Pelo canto do olho, notei que meu celular estava sobre o criado mudo, me estiquei como pude e o peguei, notando que havia várias mensagens de Gabriel, provavelmente escritas antes de saber do meu "acidente". Não respondi, havia uma questão mais importante no momento, precisava saber o que fazer para limpar minha casa daquela presença assassina. 

As respostas do buscador me causavam estresse, as pessoas contavam relatos tão sem noção que me deixavam enojada, me questionando o porquê de buscarem atenção dessa forma, mas quando já estava desistindo, encontrei um site pouco visitado falando sobre demonologia. E fiquei interessada pois, era baseado em livros reais. Numa mitologia especifica, que aparentavam ser oriental, os demônios não eram resultados de almas ruins, na verdade, eram seres que nunca foram humanos e viviam somente para causar o caos e se alimentar de almas humanas. Mas havia algo que me fez repensar, o fato de que espíritos obsessores - mesmo que não fossem demônios - podiam se alimentar e eram atraídos pelas energias negativas, e casas onde ocorreram assassinato são cheias delas.

De repente, um pensamento sombrio me veio à mente. Seria aquela moça a esposa daquele espectro que foi assassinada e continuava sendo perseguida mesmo em morte? Mas se esse fosse o caso, porque ele também estava morto?

Antes que pudesse me aprofundar na pesquisa, minha mãe entrou no quarto reclamando de não ser bom para a minha recuperação estar estudando e tive que fazer um malabarismo para apagar o histórico de pesquisa antes que ela me tomasse o celular. Caso me visse pesquisando sobre coisas sobrenaturais, certamente voltaria a me tratar como uma louca, assim como fez quando contei sobre as aparições pela primeira vez.

– Você precisa descansar para que possa ter alta logo! Minha mãe resmungou com um semblante preocupado, mas aparentava não ser apenas sobre meu estado.

– Aconteceu alguma coisa? Perguntei e vi que seus olhos pareciam fugir aos meus, estava me escondendo algo que certamente preciso saber. – Mãe! O que aconteceu?

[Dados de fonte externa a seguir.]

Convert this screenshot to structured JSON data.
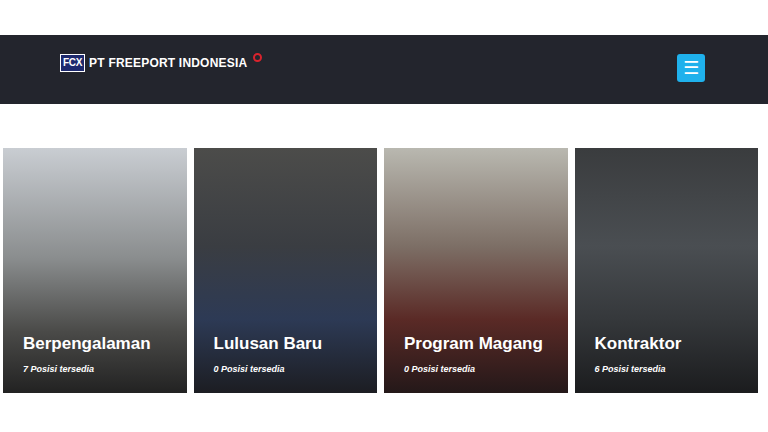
{
  "header": {
    "logo_mark": "FCX",
    "logo_text": "PT FREEPORT INDONESIA",
    "menu_icon": "☰"
  },
  "cards": [
    {
      "title": "Berpengalaman",
      "count": "7 Posisi tersedia"
    },
    {
      "title": "Lulusan Baru",
      "count": "0 Posisi tersedia"
    },
    {
      "title": "Program Magang",
      "count": "0 Posisi tersedia"
    },
    {
      "title": "Kontraktor",
      "count": "6 Posisi tersedia"
    }
  ]
}
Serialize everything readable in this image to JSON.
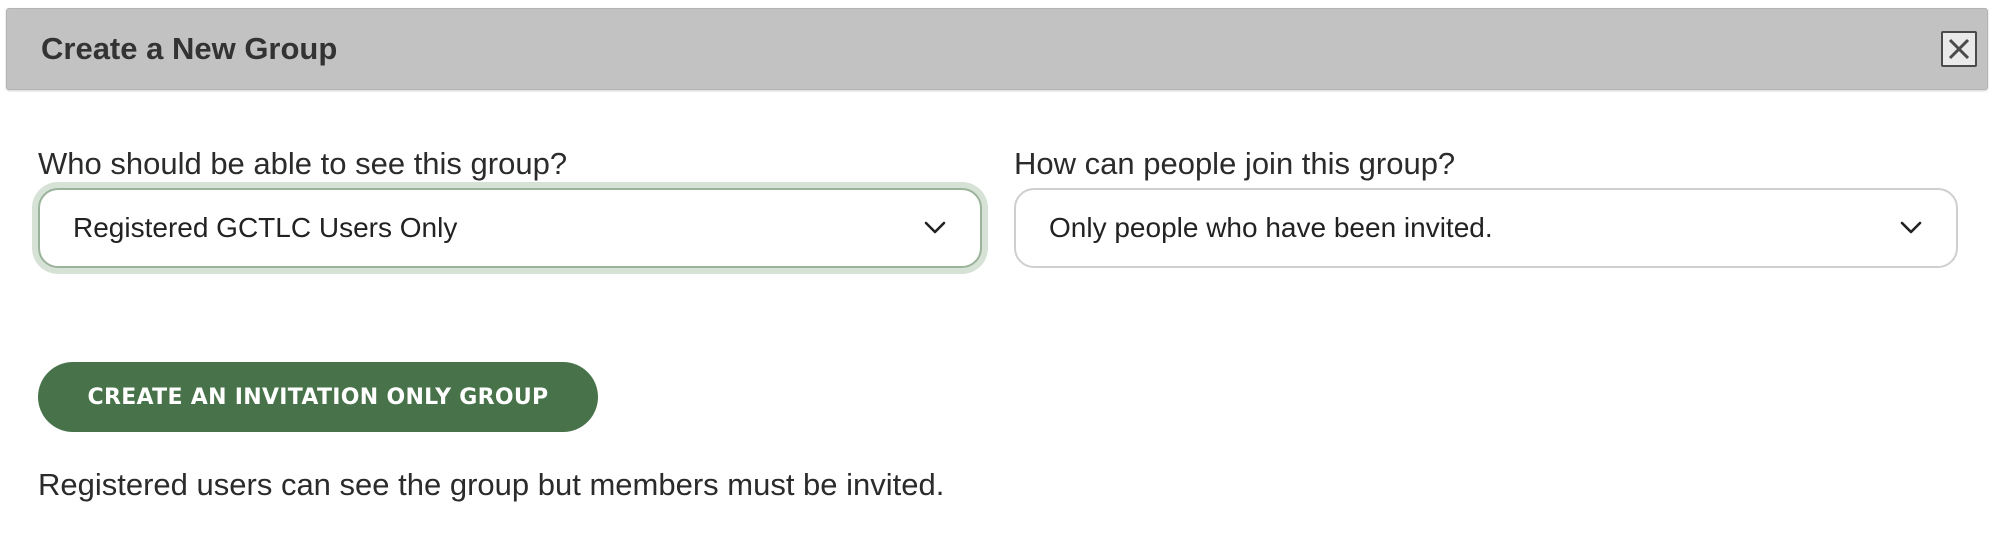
{
  "dialog": {
    "title": "Create a New Group",
    "close_icon": "close-icon"
  },
  "visibility": {
    "label": "Who should be able to see this group?",
    "selected": "Registered GCTLC Users Only",
    "icon": "chevron-down-icon"
  },
  "join": {
    "label": "How can people join this group?",
    "selected": "Only people who have been invited.",
    "icon": "chevron-down-icon"
  },
  "action": {
    "button_label": "CREATE AN INVITATION ONLY GROUP"
  },
  "help": {
    "text": "Registered users can see the group but members must be invited."
  },
  "colors": {
    "primary_button": "#48734a",
    "title_bar": "#c2c2c2",
    "focus_ring": "#d6e2d6"
  }
}
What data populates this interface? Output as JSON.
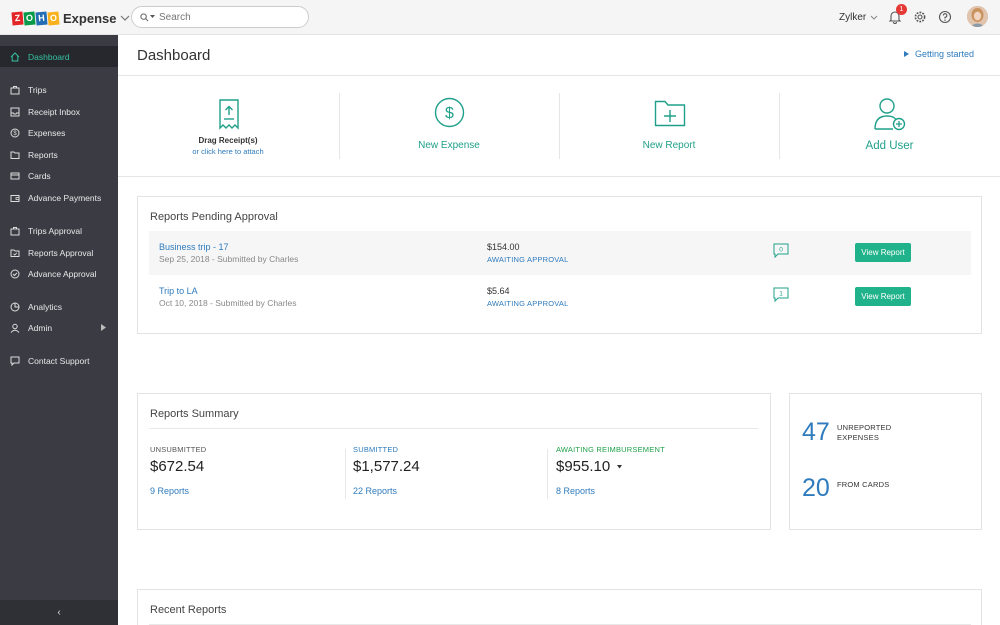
{
  "app": {
    "brand_letters": [
      "Z",
      "O",
      "H",
      "O"
    ],
    "brand_colors": [
      "#e42527",
      "#089949",
      "#226db4",
      "#f9b21d"
    ],
    "name": "Expense"
  },
  "search": {
    "placeholder": "Search"
  },
  "header": {
    "org_name": "Zylker",
    "notification_count": "1"
  },
  "sidebar": {
    "items": [
      {
        "label": "Dashboard",
        "icon": "home-icon",
        "active": true
      },
      {
        "label": "Trips",
        "icon": "suitcase-icon"
      },
      {
        "label": "Receipt Inbox",
        "icon": "inbox-icon"
      },
      {
        "label": "Expenses",
        "icon": "dollar-coin-icon"
      },
      {
        "label": "Reports",
        "icon": "folder-icon"
      },
      {
        "label": "Cards",
        "icon": "card-icon"
      },
      {
        "label": "Advance Payments",
        "icon": "wallet-icon"
      },
      {
        "label": "Trips Approval",
        "icon": "suitcase-check-icon"
      },
      {
        "label": "Reports Approval",
        "icon": "folder-check-icon"
      },
      {
        "label": "Advance Approval",
        "icon": "check-circle-icon"
      },
      {
        "label": "Analytics",
        "icon": "pie-chart-icon"
      },
      {
        "label": "Admin",
        "icon": "admin-user-icon"
      },
      {
        "label": "Contact Support",
        "icon": "chat-icon"
      }
    ],
    "collapse_glyph": "‹"
  },
  "page": {
    "title": "Dashboard",
    "getting_started": "Getting started"
  },
  "quick_actions": {
    "drag_title": "Drag Receipt(s)",
    "drag_link": "or click here to attach",
    "new_expense": "New Expense",
    "new_report": "New Report",
    "add_user": "Add User"
  },
  "pending": {
    "title": "Reports Pending Approval",
    "rows": [
      {
        "name": "Business trip - 17",
        "sub": "Sep 25, 2018 - Submitted by Charles",
        "amount": "$154.00",
        "status": "AWAITING APPROVAL",
        "comments": "0",
        "button": "View Report"
      },
      {
        "name": "Trip to LA",
        "sub": "Oct 10, 2018 - Submitted by Charles",
        "amount": "$5.64",
        "status": "AWAITING APPROVAL",
        "comments": "1",
        "button": "View Report"
      }
    ]
  },
  "summary": {
    "title": "Reports Summary",
    "columns": [
      {
        "label": "UNSUBMITTED",
        "value": "$672.54",
        "link": "9 Reports",
        "label_color": "#555555"
      },
      {
        "label": "SUBMITTED",
        "value": "$1,577.24",
        "link": "22 Reports",
        "label_color": "#2e7bbd"
      },
      {
        "label": "AWAITING REIMBURSEMENT",
        "value": "$955.10",
        "link": "8 Reports",
        "label_color": "#20a04a"
      }
    ]
  },
  "stats": {
    "unreported_count": "47",
    "unreported_label_1": "UNREPORTED",
    "unreported_label_2": "EXPENSES",
    "cards_count": "20",
    "cards_label": "FROM CARDS"
  },
  "recent": {
    "title": "Recent Reports"
  },
  "colors": {
    "accent": "#20b28a",
    "link": "#2e7bbd",
    "sidebar_bg": "#3b3c43"
  }
}
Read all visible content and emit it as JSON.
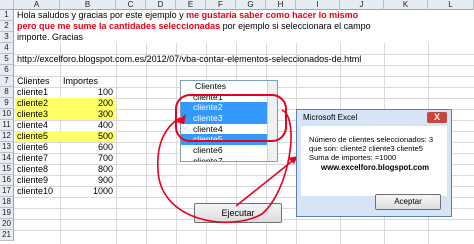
{
  "columns": [
    "A",
    "B",
    "C",
    "D",
    "E",
    "F",
    "G",
    "H",
    "I",
    "J",
    "K",
    "L"
  ],
  "rows": [
    "1",
    "2",
    "3",
    "4",
    "5",
    "6",
    "7",
    "8",
    "9",
    "10",
    "11",
    "12",
    "13",
    "14",
    "15",
    "16",
    "17",
    "18",
    "19",
    "20",
    "21"
  ],
  "note": {
    "line1_black": "Hola saludos y gracias por este ejemplo y ",
    "line1_red": "me gustaria saber como hacer lo mismo",
    "line2_red": "pero que me sume la cantidades seleccionadas",
    "line2_black": " por ejemplo si seleccionara el campo",
    "line3": "importe. Gracias"
  },
  "url": "http://excelforo.blogspot.com.es/2012/07/vba-contar-elementos-seleccionados-de.html",
  "table": {
    "headers": [
      "Clientes",
      "Importes"
    ],
    "rows": [
      {
        "cliente": "cliente1",
        "importe": "100",
        "highlight": false
      },
      {
        "cliente": "cliente2",
        "importe": "200",
        "highlight": true
      },
      {
        "cliente": "cliente3",
        "importe": "300",
        "highlight": true
      },
      {
        "cliente": "cliente4",
        "importe": "400",
        "highlight": false
      },
      {
        "cliente": "cliente5",
        "importe": "500",
        "highlight": true
      },
      {
        "cliente": "cliente6",
        "importe": "600",
        "highlight": false
      },
      {
        "cliente": "cliente7",
        "importe": "700",
        "highlight": false
      },
      {
        "cliente": "cliente8",
        "importe": "800",
        "highlight": false
      },
      {
        "cliente": "cliente9",
        "importe": "900",
        "highlight": false
      },
      {
        "cliente": "cliente10",
        "importe": "1000",
        "highlight": false
      }
    ]
  },
  "listbox": {
    "header": "Clientes",
    "items": [
      {
        "label": "cliente1",
        "selected": false
      },
      {
        "label": "cliente2",
        "selected": true
      },
      {
        "label": "cliente3",
        "selected": true
      },
      {
        "label": "cliente4",
        "selected": false
      },
      {
        "label": "cliente5",
        "selected": true
      },
      {
        "label": "cliente6",
        "selected": false
      },
      {
        "label": "cliente7",
        "selected": false
      }
    ]
  },
  "button_ejecutar": "Ejecutar",
  "msgbox": {
    "title": "Microsoft Excel",
    "close_glyph": "X",
    "line1": "Número de clientes seleccionados: 3",
    "line2": "que son:  cliente2 cliente3 cliente5",
    "line3": "Suma de importes: =1000",
    "blog": "www.excelforo.blogspot.com",
    "ok_label": "Aceptar"
  },
  "colors": {
    "highlight": "#ffff66",
    "selection": "#3399ff",
    "annotation": "#e8001c"
  }
}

Trocamos olhares intensos por alguns segundos e então, após um longo suspiro de desistência, ela concordou em me contar. Mas antes, puxou uma cadeira para perto do meu leito, sentou-se e esfregou as mãos nas têmporas, aparentando estar sentindo dor.

– Outra garota foi encontrada agora a pouco, a mídia tomou conta do caso e ao que entendi, a polícia local está cooperando com a inteligência, estão se referindo ao caso como assassinatos em série! Contou deixando a cabeça recair sobre o encosto da poltrona, ficando em uma posição estranha.

– Como é possível que esse assassino ainda esteja empune em um lugar tão pequeno? Questionei o que vinha me incomodando desde que o primeiro corpo foi encontrado.

Os olhos da minha mãe me fitaram de um modo estranho por alguns segundos, seu semblante dando a entender que estava indecisa se deveria falar sobre aquele assunto comigo. Talvez imaginando que ainda fosse jovem demais para determinados contextos mais sombrios, escondendo a parte suja da humanidade de mim como fazia quando eu era criança.

– Todos estão muito apreensivos e pensando no que pode ser feito, tenho muito medo principalmente por você! Ela mudou de assunto, parece ter decidido por me manter em segurança na ignorância.

A olhei por alguns minutos e lhe sorri tentando a confortar, ela me conhece bem, sabe que terei cuidado e como tenho poucos amigos, não saiu muito. Entendo sua preocupação, mesmo que não concorde com seus métodos para me proteger, mas sei que cada mínima ação sua é pensando do bem da família então, aceito obedientemente.